The demand for heterogeneous cluster support is validated by Exo's popularity. MLX already has the building blocks — RDMA broadcast via mlx_lm.share for delivery, model.shard() for TP slicing. Combining Exo-style memory-aware placement with MLX's RDMA broadcast could deliver the best of both: smart shard assignment for mixed hardware + fast local delivery that doesn't require every node to download and store the full model.

[guruswami-ai]

Update: Expert Parallelism Already In Progress (#3158)

Phase 3 of this proposal (MoE expert placement) is being actively implemented in #3158 by @0xDaizz — a full Expert Parallelism implementation with all_to_all dispatch, fused C++ primitives, and Metal GPU backends.

Their benchmarks show EP is 3.1× faster than TP for decode on MoE models (E=384, which matches Kimi K2.5's expert count). The all_to_all primitive is already merged (#3164).

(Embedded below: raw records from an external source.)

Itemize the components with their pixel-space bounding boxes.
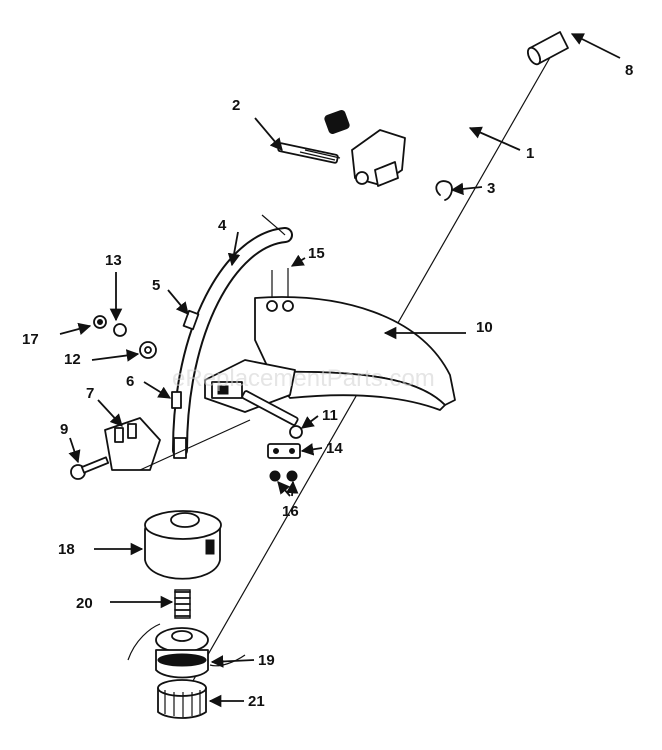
callout-18: 18	[58, 541, 75, 558]
callout-20: 20	[76, 595, 93, 612]
callout-11: 11	[322, 407, 338, 424]
callout-7: 7	[86, 385, 94, 402]
part-3-clip	[435, 180, 453, 201]
part-21-knob	[157, 679, 207, 719]
arrow-17	[59, 322, 92, 336]
part-13-lock-washer	[113, 323, 127, 337]
part-14-plate	[267, 443, 301, 459]
callout-1: 1	[526, 145, 534, 162]
part-7-bracket	[104, 417, 251, 471]
callout-2: 2	[232, 97, 240, 114]
arrow-19	[210, 655, 255, 668]
shaft-tip	[173, 437, 187, 459]
callout-10: 10	[476, 319, 493, 336]
part-8-shaft-sleeve	[526, 31, 569, 66]
part-1-loop-handle	[307, 26, 488, 187]
arrow-3	[450, 182, 483, 196]
arrow-2	[254, 117, 283, 151]
part-19-spool	[127, 623, 246, 679]
arrow-1	[468, 126, 521, 151]
arrow-15	[290, 254, 306, 267]
callout-16: 16	[282, 503, 299, 520]
callout-19: 19	[258, 652, 275, 669]
part-20-spring	[174, 589, 191, 619]
arrow-11	[300, 415, 319, 429]
callout-17: 17	[22, 331, 39, 348]
leader-arrows	[59, 33, 621, 708]
callout-14: 14	[326, 440, 343, 457]
callout-4: 4	[218, 217, 227, 234]
part-18-spool-housing	[144, 510, 222, 580]
callout-5: 5	[152, 277, 160, 294]
callout-21: 21	[248, 693, 265, 710]
watermark-text: eReplacementParts.com	[172, 365, 435, 392]
arrow-8	[570, 33, 621, 59]
callout-13: 13	[105, 252, 122, 269]
arrow-6	[143, 381, 172, 399]
arrow-12	[91, 349, 140, 362]
part-4-curved-shaft	[172, 214, 293, 458]
part-2-bolt	[277, 142, 341, 164]
arrow-14	[300, 443, 323, 456]
part-11-bolt	[241, 390, 303, 439]
callout-6: 6	[126, 373, 134, 390]
arrow-5	[167, 289, 189, 315]
callout-15: 15	[308, 245, 325, 262]
part-16-nuts	[269, 470, 298, 482]
part-10-guard	[204, 296, 456, 413]
arrow-16b	[285, 480, 299, 497]
arrow-9	[68, 437, 81, 464]
callout-12: 12	[64, 351, 81, 368]
arrow-7	[97, 399, 123, 427]
part-5-decal	[182, 309, 200, 331]
arrow-4	[227, 231, 241, 267]
callout-3: 3	[487, 180, 495, 197]
part-9-screw	[70, 456, 110, 480]
callout-8: 8	[625, 62, 633, 79]
callout-9: 9	[60, 421, 68, 438]
callout-labels: 8 1 2 3 4 15 13 5 10 17 12 6 7 9 11 14 1…	[22, 62, 633, 710]
part-15-screws	[266, 268, 294, 312]
part-6-decal	[171, 391, 182, 409]
arrow-16a	[277, 481, 291, 497]
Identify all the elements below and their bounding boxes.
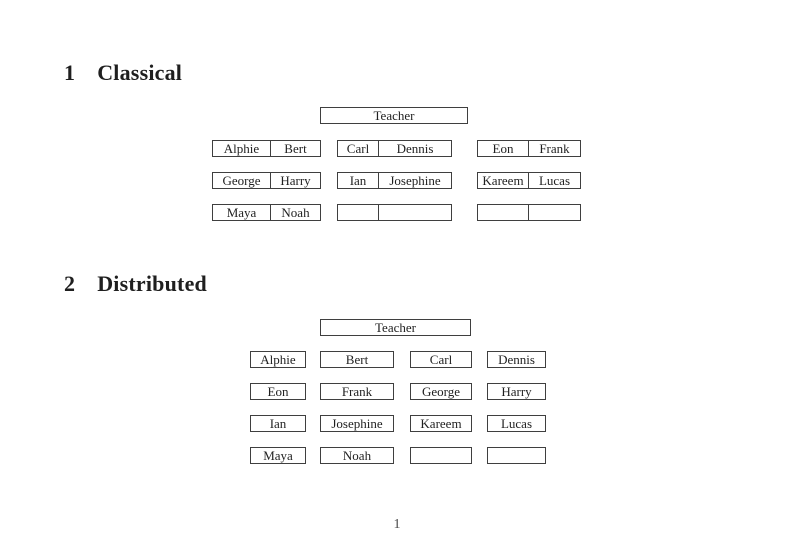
desk-cell: Eon (478, 141, 529, 156)
desk-cell-empty (529, 205, 580, 220)
distributed-desk-carl: Carl (410, 351, 472, 368)
desk-cell: Noah (281, 205, 310, 220)
desk-cell: Frank (539, 141, 570, 156)
distributed-desk-empty-1 (410, 447, 472, 464)
section-heading-distributed: 2 Distributed (64, 273, 207, 295)
desk-cell: Maya (213, 205, 271, 220)
desk-cell: Harry (280, 173, 311, 188)
distributed-desk-harry: Harry (487, 383, 546, 400)
classical-desk-kareem-lucas: Kareem Lucas (477, 172, 581, 189)
desk-cell: Kareem (478, 173, 529, 188)
distributed-desk-alphie: Alphie (250, 351, 306, 368)
classical-desk-george-harry: George Harry (212, 172, 321, 189)
desk-cell: Josephine (389, 173, 441, 188)
section-heading-classical: 1 Classical (64, 62, 182, 84)
desk-cell-empty (379, 205, 451, 220)
distributed-desk-bert: Bert (320, 351, 394, 368)
distributed-desk-dennis: Dennis (487, 351, 546, 368)
distributed-desk-empty-2 (487, 447, 546, 464)
classical-teacher-box: Teacher (320, 107, 468, 124)
classical-desk-empty-1 (337, 204, 452, 221)
desk-cell-empty (338, 205, 379, 220)
classical-desk-ian-josephine: Ian Josephine (337, 172, 452, 189)
classical-desk-carl-dennis: Carl Dennis (337, 140, 452, 157)
distributed-desk-ian: Ian (250, 415, 306, 432)
distributed-desk-eon: Eon (250, 383, 306, 400)
section-title: Distributed (97, 271, 207, 296)
distributed-desk-frank: Frank (320, 383, 394, 400)
desk-cell: George (213, 173, 271, 188)
distributed-teacher-box: Teacher (320, 319, 471, 336)
distributed-desk-noah: Noah (320, 447, 394, 464)
classical-desk-eon-frank: Eon Frank (477, 140, 581, 157)
classical-desk-maya-noah: Maya Noah (212, 204, 321, 221)
distributed-desk-george: George (410, 383, 472, 400)
desk-cell: Bert (284, 141, 307, 156)
desk-cell: Lucas (538, 173, 571, 188)
section-number: 2 (64, 271, 76, 296)
distributed-desk-lucas: Lucas (487, 415, 546, 432)
classical-desk-empty-2 (477, 204, 581, 221)
page-number: 1 (393, 517, 401, 532)
distributed-desk-kareem: Kareem (410, 415, 472, 432)
section-number: 1 (64, 60, 76, 85)
distributed-desk-maya: Maya (250, 447, 306, 464)
desk-cell: Carl (338, 141, 379, 156)
distributed-desk-josephine: Josephine (320, 415, 394, 432)
desk-cell-empty (478, 205, 529, 220)
desk-cell: Dennis (396, 141, 434, 156)
desk-cell: Alphie (213, 141, 271, 156)
classical-desk-alphie-bert: Alphie Bert (212, 140, 321, 157)
section-title: Classical (97, 60, 183, 85)
desk-cell: Ian (338, 173, 379, 188)
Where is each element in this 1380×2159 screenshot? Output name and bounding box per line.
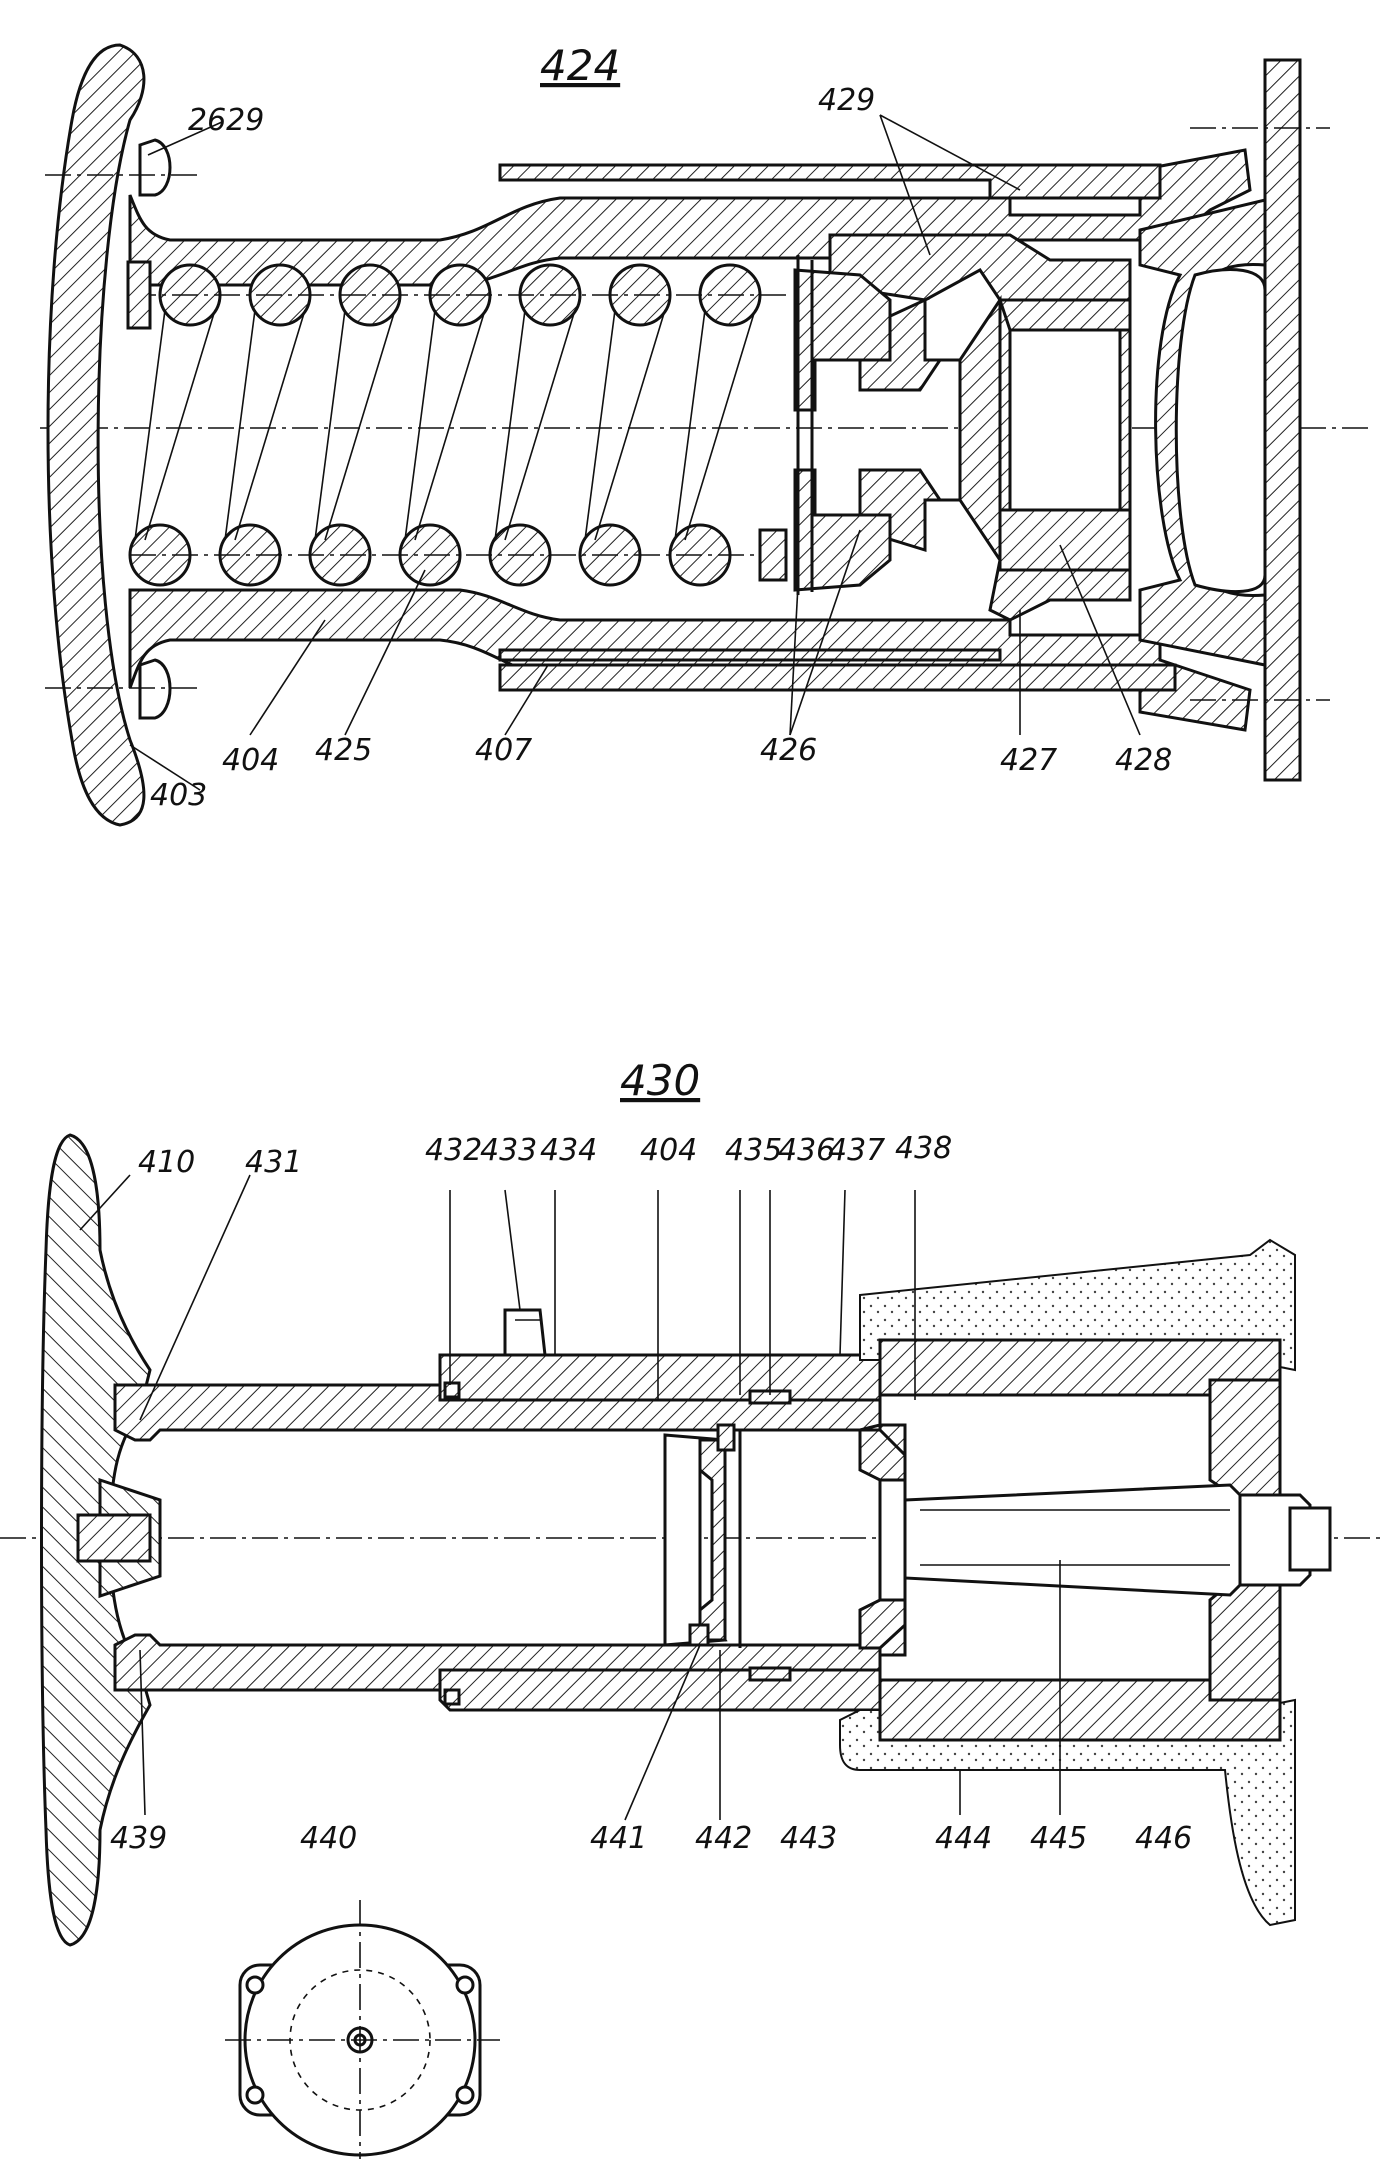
label-446: 446: [1135, 1821, 1192, 1856]
label-403: 403: [150, 778, 207, 813]
label-404b: 404: [640, 1133, 697, 1168]
label-425: 425: [315, 733, 372, 768]
label-428: 428: [1115, 743, 1172, 778]
label-436: 436: [778, 1133, 835, 1168]
label-444: 444: [935, 1821, 992, 1856]
label-433: 433: [480, 1133, 537, 1168]
label-404: 404: [222, 743, 279, 778]
figure-title-424: 424: [540, 41, 620, 90]
label-440: 440: [300, 1821, 357, 1856]
label-437: 437: [828, 1133, 885, 1168]
spring-coils: [126, 260, 790, 587]
label-434: 434: [540, 1133, 597, 1168]
label-407: 407: [475, 733, 532, 768]
label-427: 427: [1000, 743, 1057, 778]
figure-430: 430 410 431 432 433 434 404 435 436 437 …: [0, 1056, 1380, 2159]
label-429: 429: [818, 83, 875, 118]
label-438: 438: [895, 1131, 952, 1166]
label-443: 443: [780, 1821, 837, 1856]
label-432: 432: [425, 1133, 482, 1168]
figure-424: 424 2629 429 403 404 425 407 426 427 428: [40, 41, 1370, 827]
label-410: 410: [138, 1145, 195, 1180]
label-431: 431: [245, 1145, 302, 1180]
label-435: 435: [725, 1133, 782, 1168]
label-439: 439: [110, 1821, 167, 1856]
label-442: 442: [695, 1821, 752, 1856]
label-2629: 2629: [188, 103, 264, 138]
figure-title-430: 430: [620, 1056, 700, 1105]
label-441: 441: [590, 1821, 647, 1856]
label-426: 426: [760, 733, 817, 768]
label-445: 445: [1030, 1821, 1087, 1856]
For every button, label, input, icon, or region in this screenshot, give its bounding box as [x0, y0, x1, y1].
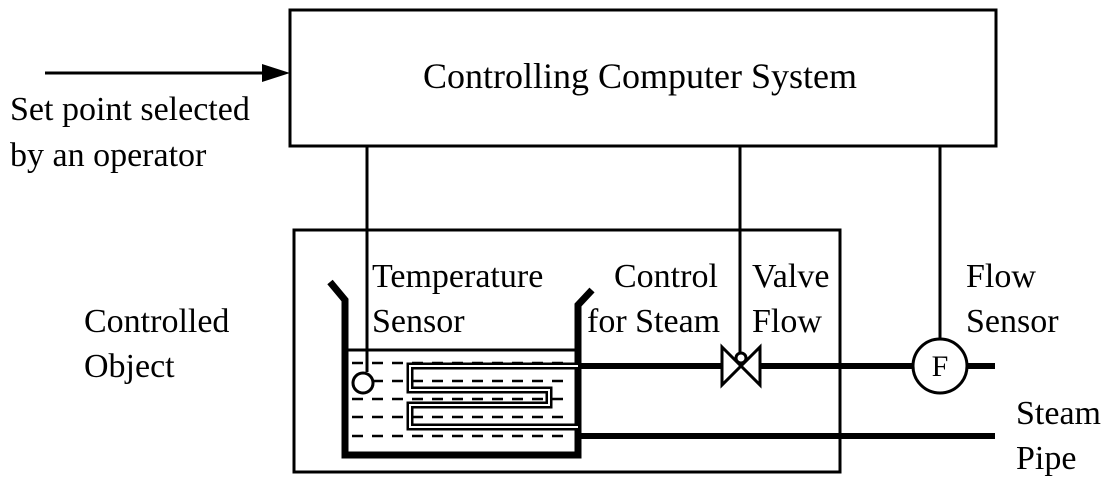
computer-system-label: Controlling Computer System — [423, 56, 857, 96]
temperature-sensor-label-line2: Sensor — [372, 303, 465, 340]
control-valve-label-line1a: Control — [614, 258, 718, 295]
vessel — [327, 279, 595, 459]
setpoint-arrowhead — [262, 64, 290, 82]
temperature-sensor-label-line1: Temperature — [372, 258, 543, 295]
control-valve-actuator — [734, 351, 748, 365]
flow-sensor-symbol — [911, 337, 969, 395]
computer-system-box — [288, 8, 998, 148]
temperature-sensor-symbol — [351, 371, 375, 395]
heating-coil-inner — [409, 365, 578, 428]
control-valve-label-line1b: Valve — [752, 258, 829, 295]
steam-pipe-label-line2: Pipe — [1016, 440, 1076, 477]
setpoint-label-line2: by an operator — [10, 137, 207, 174]
control-valve-symbol — [720, 343, 762, 389]
setpoint-label-line1: Set point selected — [10, 91, 250, 128]
steam-pipe-label-line1: Steam — [1016, 395, 1101, 432]
flow-sensor-label-line1: Flow — [966, 258, 1036, 295]
flow-sensor-label-line2: Sensor — [966, 303, 1059, 340]
control-valve-label-line2a: for Steam — [587, 303, 720, 340]
control-valve-label-line2b: Flow — [752, 303, 822, 340]
flow-sensor-letter: F — [932, 350, 949, 383]
controlled-object-box — [292, 228, 842, 474]
controlled-object-label-line1: Controlled — [84, 303, 229, 340]
controlled-object-label-line2: Object — [84, 348, 175, 385]
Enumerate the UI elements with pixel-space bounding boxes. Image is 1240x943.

This validates the core idea that MoE models benefit from distributing experts rather than sharding them uniformly. The remaining novel pieces from this proposal are:

• Phase 1 (TP weight streaming) — broadcast only needed slices from a master node, eliminating per-node storage
• Phase 2 (PP weight streaming) — same idea for pipeline stages
• Phase 4 (demand-paging) — stream hot experts on-demand (speculative, may not be practical)

Great to see EP moving forward. We'll be testing it on our 5-node TB5 cluster with Kimi K2.5 and DeepSeek V3 once the remaining sub-PRs land.